Three reasons POSSE attracts professors and other educators

College educators, read and pass on the word. POSSE may be the really great experience you’ve been looking for.  The groundbreaker that suddenly makes sense and focus out of attending open source conferences, hurried LUG meetings, and dissatisfaction with the limits of what you can do in the classroom compared to the open world.

We’re having the West Coast’s first POSSE this 5 to 9 July in Mountain View.  I’ll be there as an instructor, as well as Alolita Sharma from the OSI, and my colleague and POSSE co-founder Mel Chua.  If you come, you’ll learn about how to become productively lost, which is the key to navigating myriad free and open source software projects.

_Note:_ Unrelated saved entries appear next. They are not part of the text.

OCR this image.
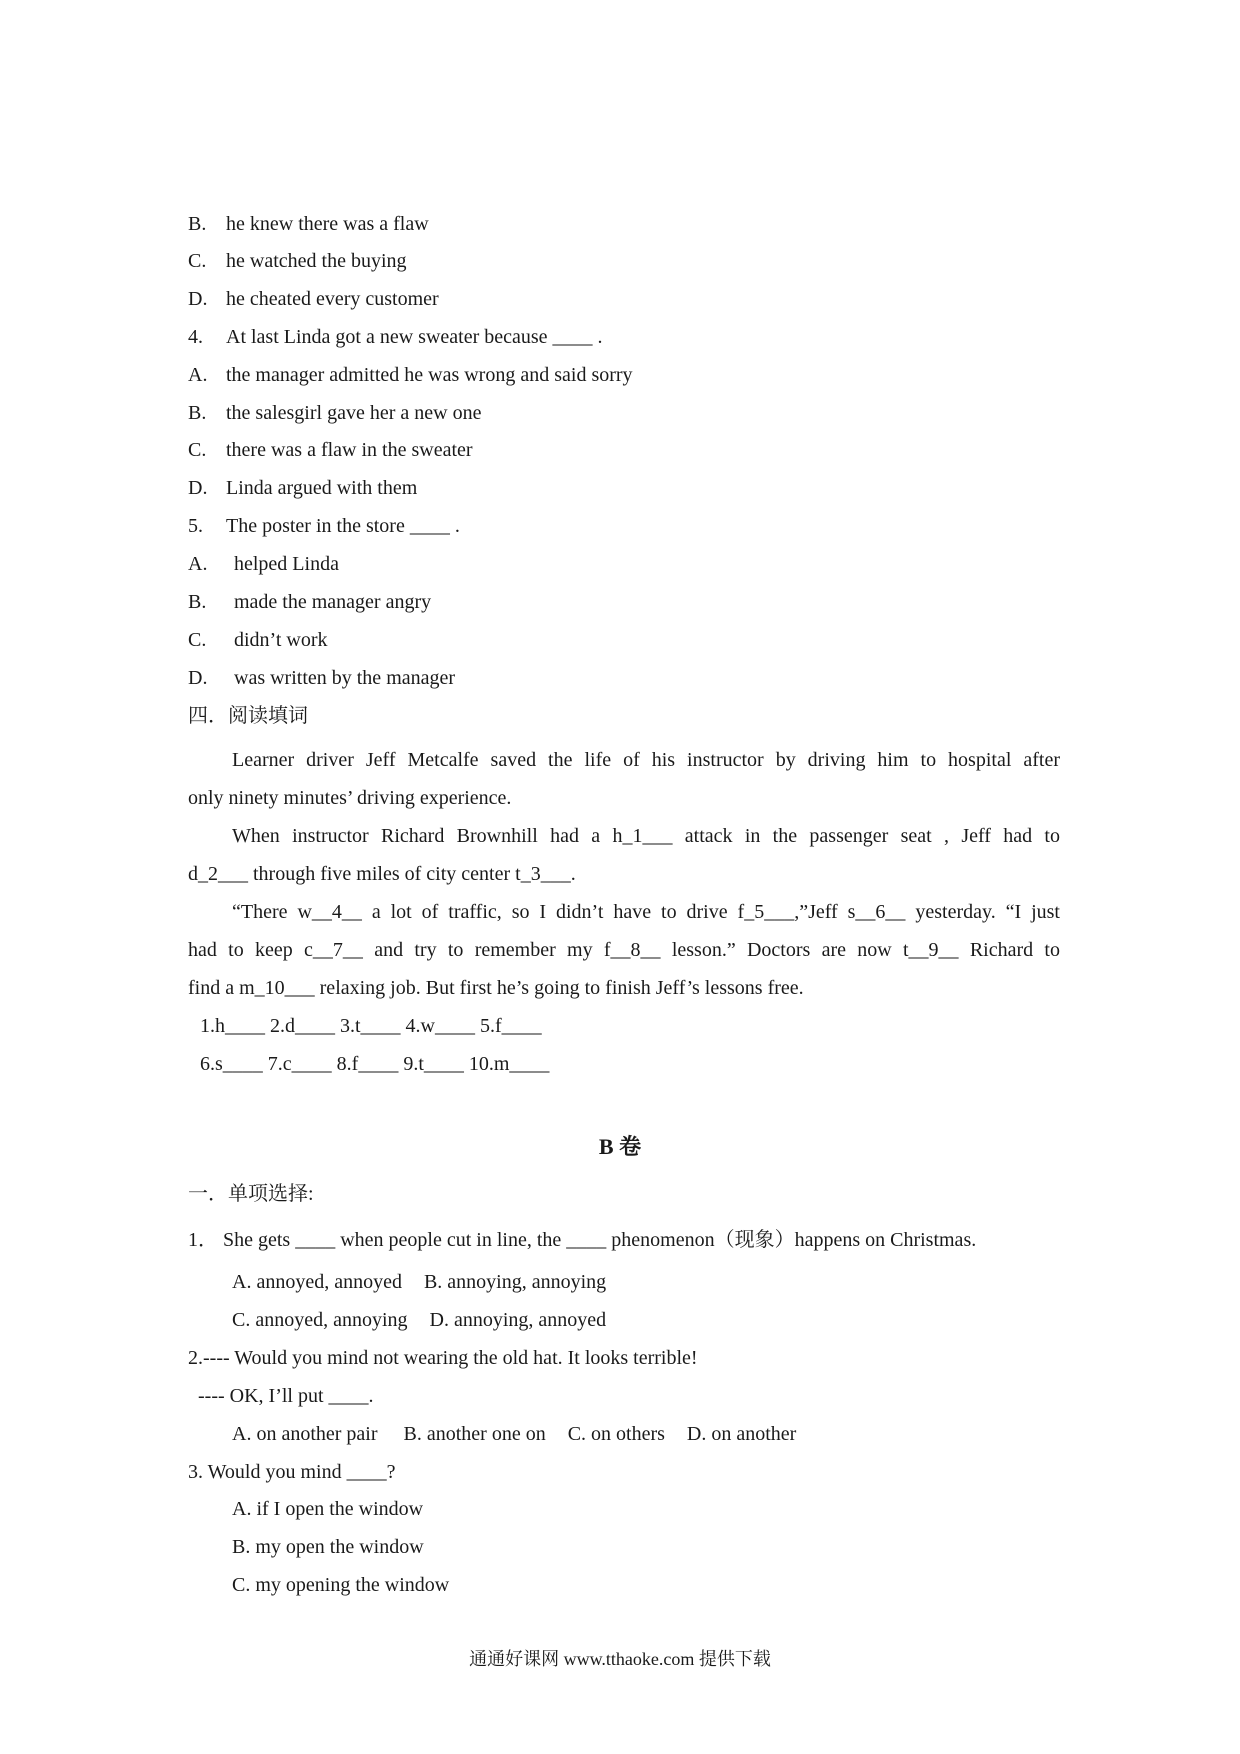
B. he knew there was a flaw
C. he watched the buying
D. he cheated every customer
4. At last Linda got a new sweater because ____ .
A. the manager admitted he was wrong and said sorry
B. the salesgirl gave her a new one
C. there was a flaw in the sweater
D. Linda argued with them
5. The poster in the store ____ .
A. helped Linda
B. made the manager angry
C. didn’t work
D. was written by the manager
四．阅读填词
Learner driver Jeff Metcalfe saved the life of his instructor by driving him to hospital after
only ninety minutes’ driving experience.
When instructor Richard Brownhill had a h_1___ attack in the passenger seat , Jeff had to
d_2___ through five miles of city center t_3___.
“There w__4__ a lot of traffic, so I didn’t have to drive f_5___,”Jeff s__6__ yesterday. “I just
had to keep c__7__ and try to remember my f__8__ lesson.” Doctors are now t__9__ Richard to
find a m_10___ relaxing job. But first he’s going to finish Jeff’s lessons free.
1.h____ 2.d____ 3.t____ 4.w____ 5.f____
6.s____ 7.c____ 8.f____ 9.t____ 10.m____
B 卷
一．单项选择:
1． She gets ____ when people cut in line, the ____ phenomenon（现象）happens on Christmas.
A. annoyed, annoyed B. annoying, annoying
C. annoyed, annoying D. annoying, annoyed
2.---- Would you mind not wearing the old hat. It looks terrible!
---- OK, I’ll put ____.
A. on another pair B. another one on C. on others D. on another
3. Would you mind ____?
A. if I open the window
B. my open the window
C. my opening the window
通通好课网 www.tthaoke.com 提供下载
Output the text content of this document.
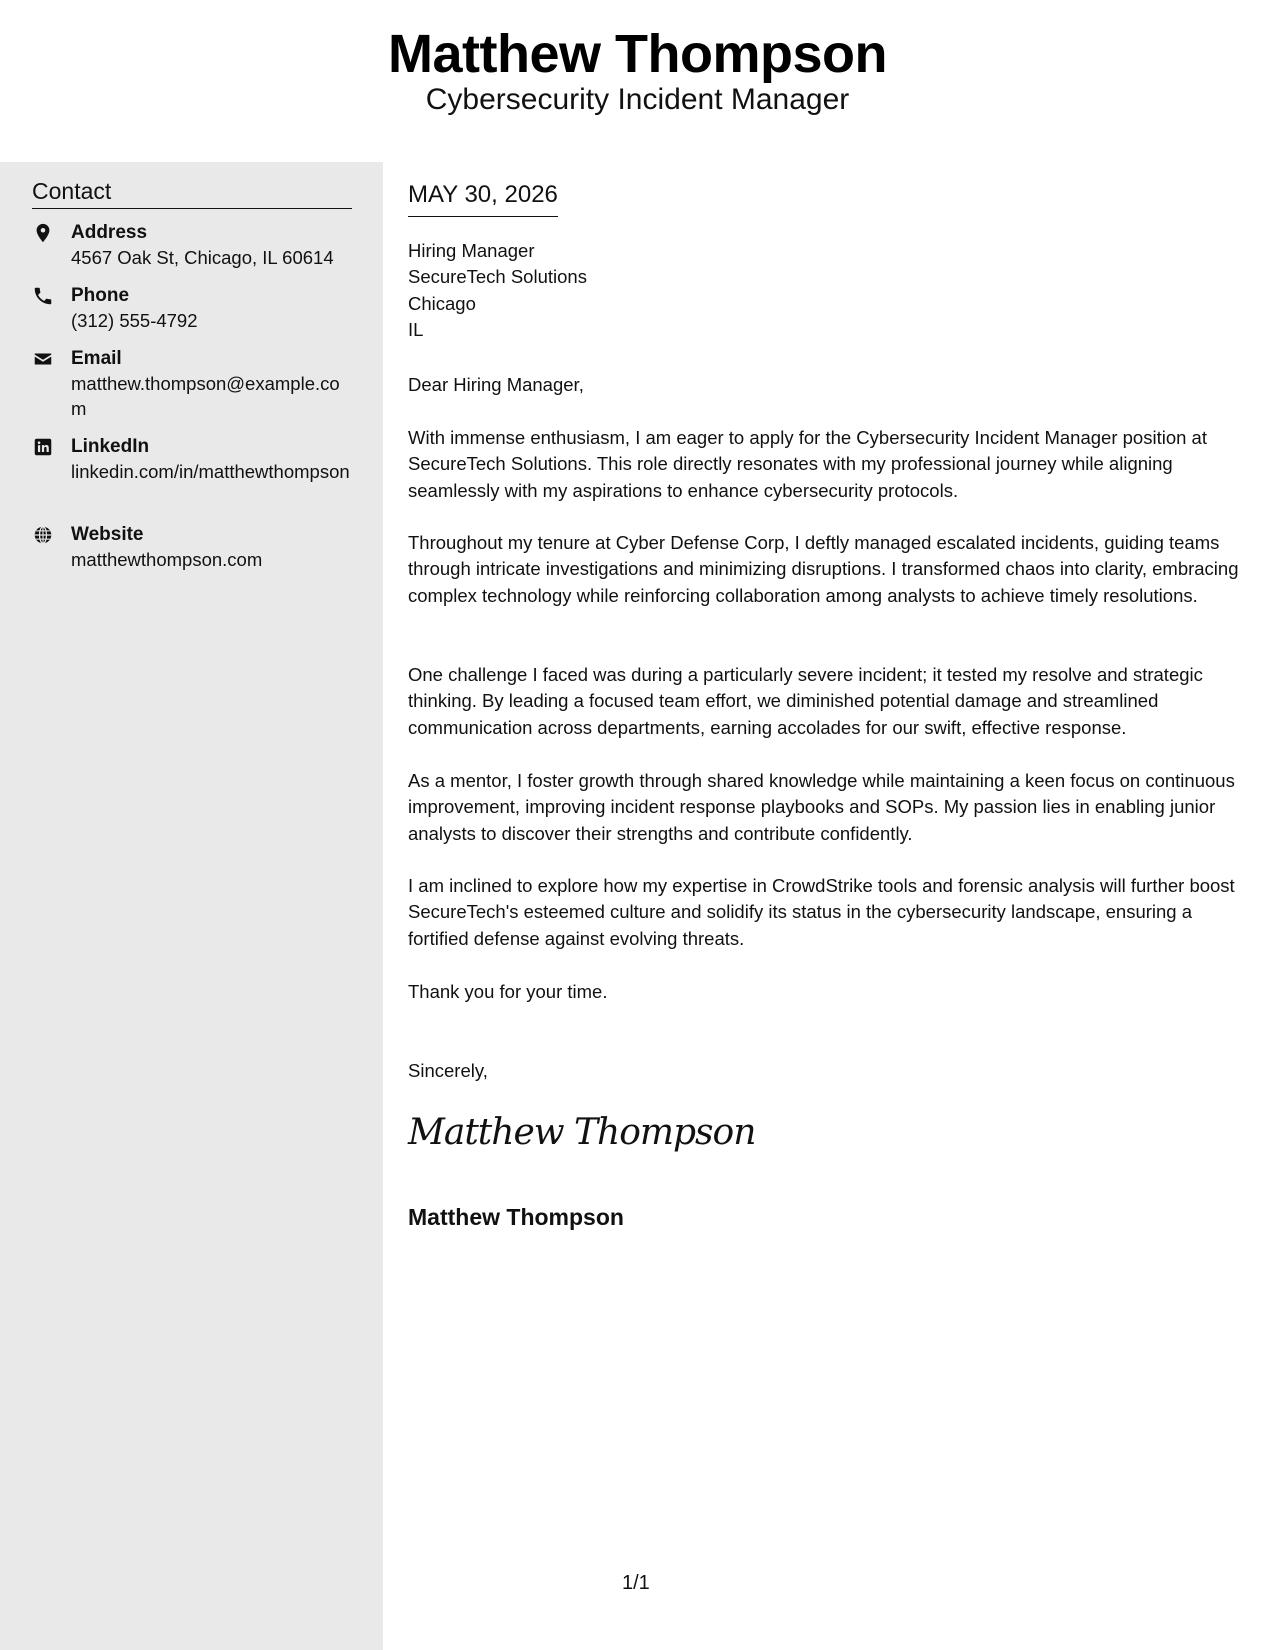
Matthew Thompson
Cybersecurity Incident Manager
Contact
Address
4567 Oak St, Chicago, IL 60614
Phone
(312) 555-4792
Email
matthew.thompson@example.com
LinkedIn
linkedin.com/in/matthewthompson
Website
matthewthompson.com
MAY 30, 2026
Hiring Manager
SecureTech Solutions
Chicago
IL
Dear Hiring Manager,
With immense enthusiasm, I am eager to apply for the Cybersecurity Incident Manager position at SecureTech Solutions. This role directly resonates with my professional journey while aligning seamlessly with my aspirations to enhance cybersecurity protocols.
Throughout my tenure at Cyber Defense Corp, I deftly managed escalated incidents, guiding teams through intricate investigations and minimizing disruptions. I transformed chaos into clarity, embracing complex technology while reinforcing collaboration among analysts to achieve timely resolutions.
One challenge I faced was during a particularly severe incident; it tested my resolve and strategic thinking. By leading a focused team effort, we diminished potential damage and streamlined communication across departments, earning accolades for our swift, effective response.
As a mentor, I foster growth through shared knowledge while maintaining a keen focus on continuous improvement, improving incident response playbooks and SOPs. My passion lies in enabling junior analysts to discover their strengths and contribute confidently.
I am inclined to explore how my expertise in CrowdStrike tools and forensic analysis will further boost SecureTech's esteemed culture and solidify its status in the cybersecurity landscape, ensuring a fortified defense against evolving threats.
Thank you for your time.
Sincerely,
Matthew Thompson
Matthew Thompson
1/1
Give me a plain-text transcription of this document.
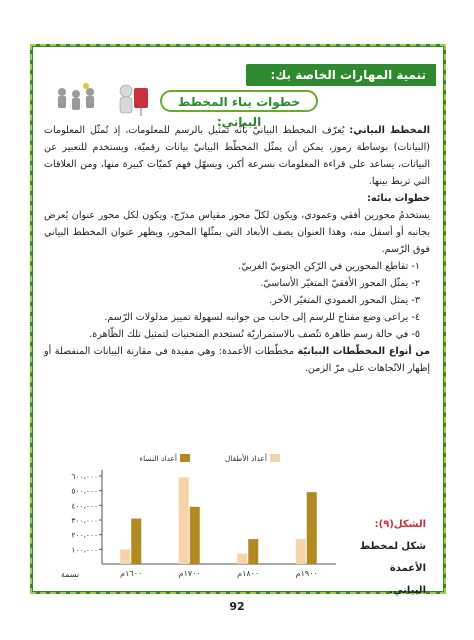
تنمية المهارات الخاصة بك:
خطوات بناء المخطط البياني:

المخطط البياني: يُعرّف المخطط البيانيّ بأنّه تمثيل بالرسم للمعلومات، إذ تُمثّل المعلومات (البيانات) بوساطة رموز، يمكن أن يمثّل المخطّط البيانيّ بيانات رقميّة، ويستخدم للتعبير عن البيانات، يساعد على قراءة المعلومات بسرعة أكبر، ويسهّل فهم كميّات كبيرة منها، ومن العلاقات التي تربط بينها.

خطوات بنائه:

يستخدمُ محورين أفقي وعمودي، ويكون لكلّ محور مقياس مدرّج، ويكون لكل محور عنوان يُعرض بجانبه أو أسفل منه، وهذا العنوان يصف الأبعاد التي يمثّلها المحور، ويظهر عنوان المخطط البياني فوق الرّسم.

١- تقاطع المحورين في الرّكن الجنوبيّ الغربيّ.
٢- يمثّل المحور الأفقيّ المتغيّر الأساسيّ.
٣- يمثل المحور العمودي المتغيّر الآخر.
٤- يراعى وضع مفتاح للرسم إلى جانب من جوانبه لسهولة تمييز مدلولات الرّسم.
٥- في حالة رسم ظاهرة تتّصف بالاستمراريّة تُستخدم المنحنيات لتمثيل تلك الظّاهرة.

من أنواع المخطّطات البيانيّة مخطّطات الأعمدة: وهي مفيدة في مقارنة البيانات المنفصلة أو إظهار الاتّجاهات على مرّ الزمن.

١٠٠،٠٠٠
٢٠٠،٠٠٠
٣٠٠،٠٠٠
٤٠٠،٠٠٠
٥٠٠،٠٠٠
٦٠٠،٠٠٠
نسمة	١٦٠٠م	١٧٠٠م	١٨٠٠م	١٩٠٠م
أعداد الأطفال
أعداد النساء
الشكل(٩): شكل لمخطط الأعمدة البياني.
92
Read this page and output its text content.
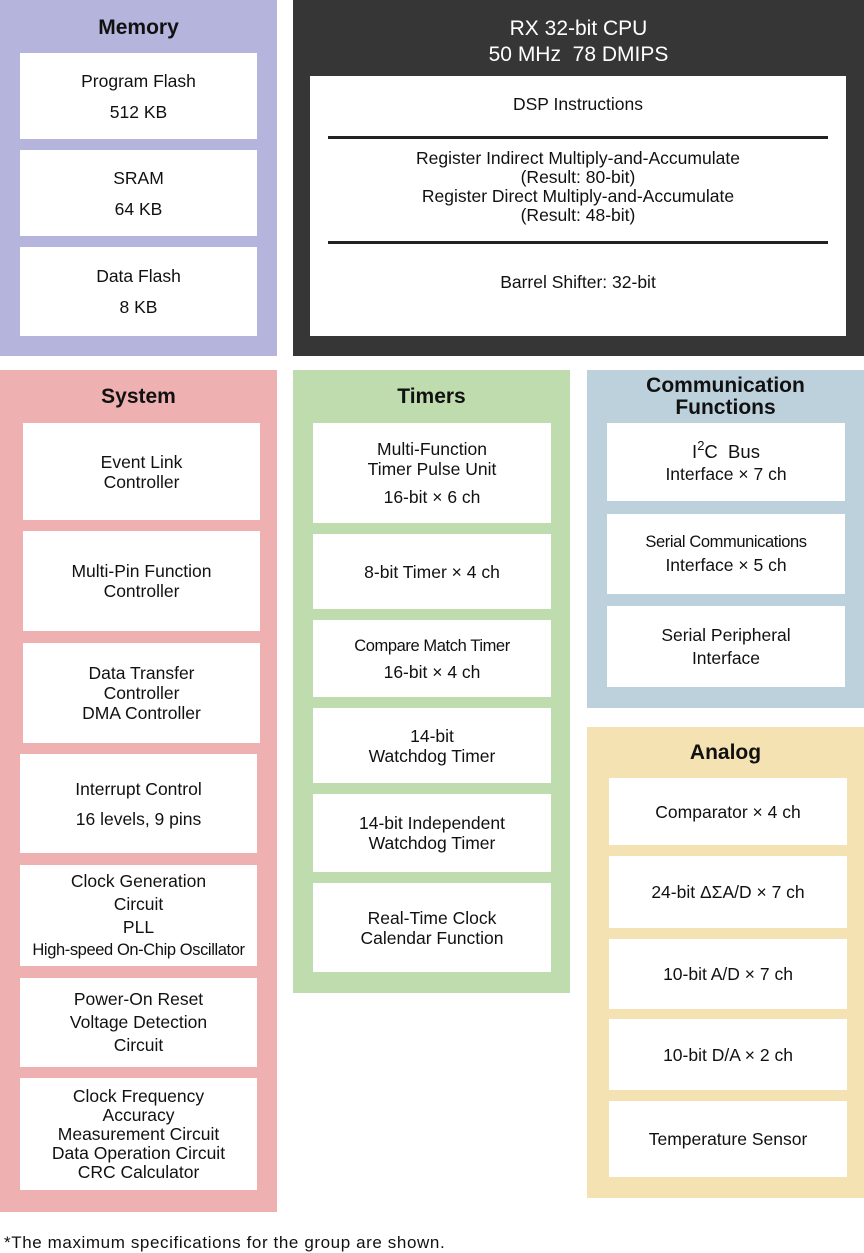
Memory
Program Flash
512 KB
SRAM
64 KB
Data Flash
8 KB
RX 32-bit CPU
50 MHz  78 DMIPS
DSP Instructions
Register Indirect Multiply-and-Accumulate
(Result: 80-bit)
Register Direct Multiply-and-Accumulate
(Result: 48-bit)
Barrel Shifter: 32-bit
System
Event Link
Controller
Multi-Pin Function
Controller
Data Transfer
Controller
DMA Controller
Interrupt Control
16 levels, 9 pins
Clock Generation
Circuit
PLL
High-speed On-Chip Oscillator
Power-On Reset
Voltage Detection
Circuit
Clock Frequency
Accuracy
Measurement Circuit
Data Operation Circuit
CRC Calculator
Timers
Multi-Function
Timer Pulse Unit
16-bit × 6 ch
8-bit Timer × 4 ch
Compare Match Timer
16-bit × 4 ch
14-bit
Watchdog Timer
14-bit Independent
Watchdog Timer
Real-Time Clock
Calendar Function
Communication
Functions
$I^2C$  Bus
Interface × 7 ch
Serial Communications
Interface × 5 ch
Serial Peripheral
Interface
Analog
Comparator × 4 ch
24-bit ΔΣA/D × 7 ch
10-bit A/D × 7 ch
10-bit D/A × 2 ch
Temperature Sensor
*The maximum specifications for the group are shown.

While you are thinking on that, think about these three reasons POSSE is attracting so much interest:

  1. POSSE doesn’t solve all problems that academics face, but it works really well in a particular area.  If you plan to teach a class that includes open source development, or are even considering it, POSSE is the workshop for you.
  2. The POSSE curriculum is very broad and applicable from the largest and most prestigious four-year research schools to two-year community colleges or even advanced science high schools.  This is because, like learning to ride a bike on city streets, we all need the same basic skills and experiences.
  3. Being an alum of the class provides you hooks in to the POSSE community, which is at the crossroads that the Teaching Open Source project has been slowly occupying over the last few years.  This crossroads is where community leadership from the open source and academic communities are learning from each other and creating programs such as POSSE and the new textbook Practical Open Source Software Exploration: How to be Productively Lost, the Open Source Way.

Attendance is free, and you have to cover your own travel, meals, and lodging — one reason we do these regionally is to get a larger local draw so that more POSSE events can be held in the region as academics spread the word over time.